Pungli di Jalur Curup–Lubuk Linggau: Polres Rejang Lebong Bongkar Pos Retribusi Ilegal

oleh -97 Dilihat
Gambar: Pungli di Jalur Curup–Lubuk Linggau: Polres Rejang Lebong Bongkar Pos Retribusi Ilegal, (21/11/2025).

TNews, BENGKULU – Rejang Lebong-Di jalur sempit Curup–Lubuk Linggau, cerita lama itu terus berulang: pungutan liar, intimidasi, dan pos-pos retribusi yang berdiri tanpa dasar hukum. Pengguna jalan sudah hapal polanya—pos kecil berdinding papan, beberapa orang berjaga, dan pungutan “suka rela” yang ujung-ujungnya wajib.

Jumat, 21 November, Polres Rejang Lebong memutus mata rantai yang sudah terlalu lama dibiarkan itu. Tim gabungan yang dipimpin Kabag Ops AKP George Rudiyanto melakukan penyisiran di tiga titik pos TPR yang selama ini disinyalir menjadi tempat praktik pungli: Dusun Gardu, Desa Taba Padang, dan Desa Taktoi.
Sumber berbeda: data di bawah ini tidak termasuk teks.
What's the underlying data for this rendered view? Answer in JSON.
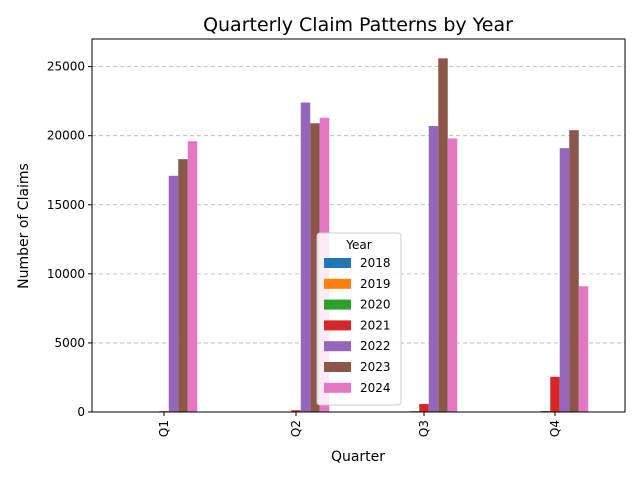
{
  "chart_data": {
    "type": "bar",
    "title": "Quarterly Claim Patterns by Year",
    "xlabel": "Quarter",
    "ylabel": "Number of Claims",
    "categories": [
      "Q1",
      "Q2",
      "Q3",
      "Q4"
    ],
    "ylim": [
      0,
      27000
    ],
    "yticks": [
      0,
      5000,
      10000,
      15000,
      20000,
      25000
    ],
    "grid": "y-dashed",
    "legend": {
      "title": "Year",
      "placement": "lower-center"
    },
    "series": [
      {
        "name": "2018",
        "color": "#1f77b4",
        "values": [
          0,
          0,
          0,
          0
        ]
      },
      {
        "name": "2019",
        "color": "#ff7f0e",
        "values": [
          0,
          0,
          0,
          0
        ]
      },
      {
        "name": "2020",
        "color": "#2ca02c",
        "values": [
          0,
          0,
          60,
          70
        ]
      },
      {
        "name": "2021",
        "color": "#d62728",
        "values": [
          60,
          130,
          580,
          2550
        ]
      },
      {
        "name": "2022",
        "color": "#9467bd",
        "values": [
          17100,
          22400,
          20700,
          19100
        ]
      },
      {
        "name": "2023",
        "color": "#8c564b",
        "values": [
          18300,
          20900,
          25600,
          20400
        ]
      },
      {
        "name": "2024",
        "color": "#e377c2",
        "values": [
          19600,
          21300,
          19800,
          9100
        ]
      }
    ]
  }
}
Operasi ini bukan sekadar razia rutin. Menurut George, polisi telah menerima sederet laporan masyarakat yang mengaku dipalak saat melintas. Modusnya identik: meminta “uang perbaikan jalan” atau “bantuan pengaturan arus lalu lintas”. Faktanya, pungutan tak punya legalitas sedikit pun.

“Penertiban ini respon langsung atas laporan warga. Pungutan liar di jalur negara tidak boleh ditoleransi,” ujar George. Pernyataan itu diperkuat jajaran lain yang ikut turun: Kasat Lantas, Kasat Samapta, dua kapolsek, hingga Satpol PP kabupaten.

Polisi menegaskan bahwa dalih kerusakan jalan tidak bisa digunakan untuk melegitimasi praktik meminta uang pada pengendara. “Kalau ada longsor atau jalan rusak, cukup pasang tanda peringatan. Jangan jadikan itu alasan membangun pos dan memungut uang,” kata George.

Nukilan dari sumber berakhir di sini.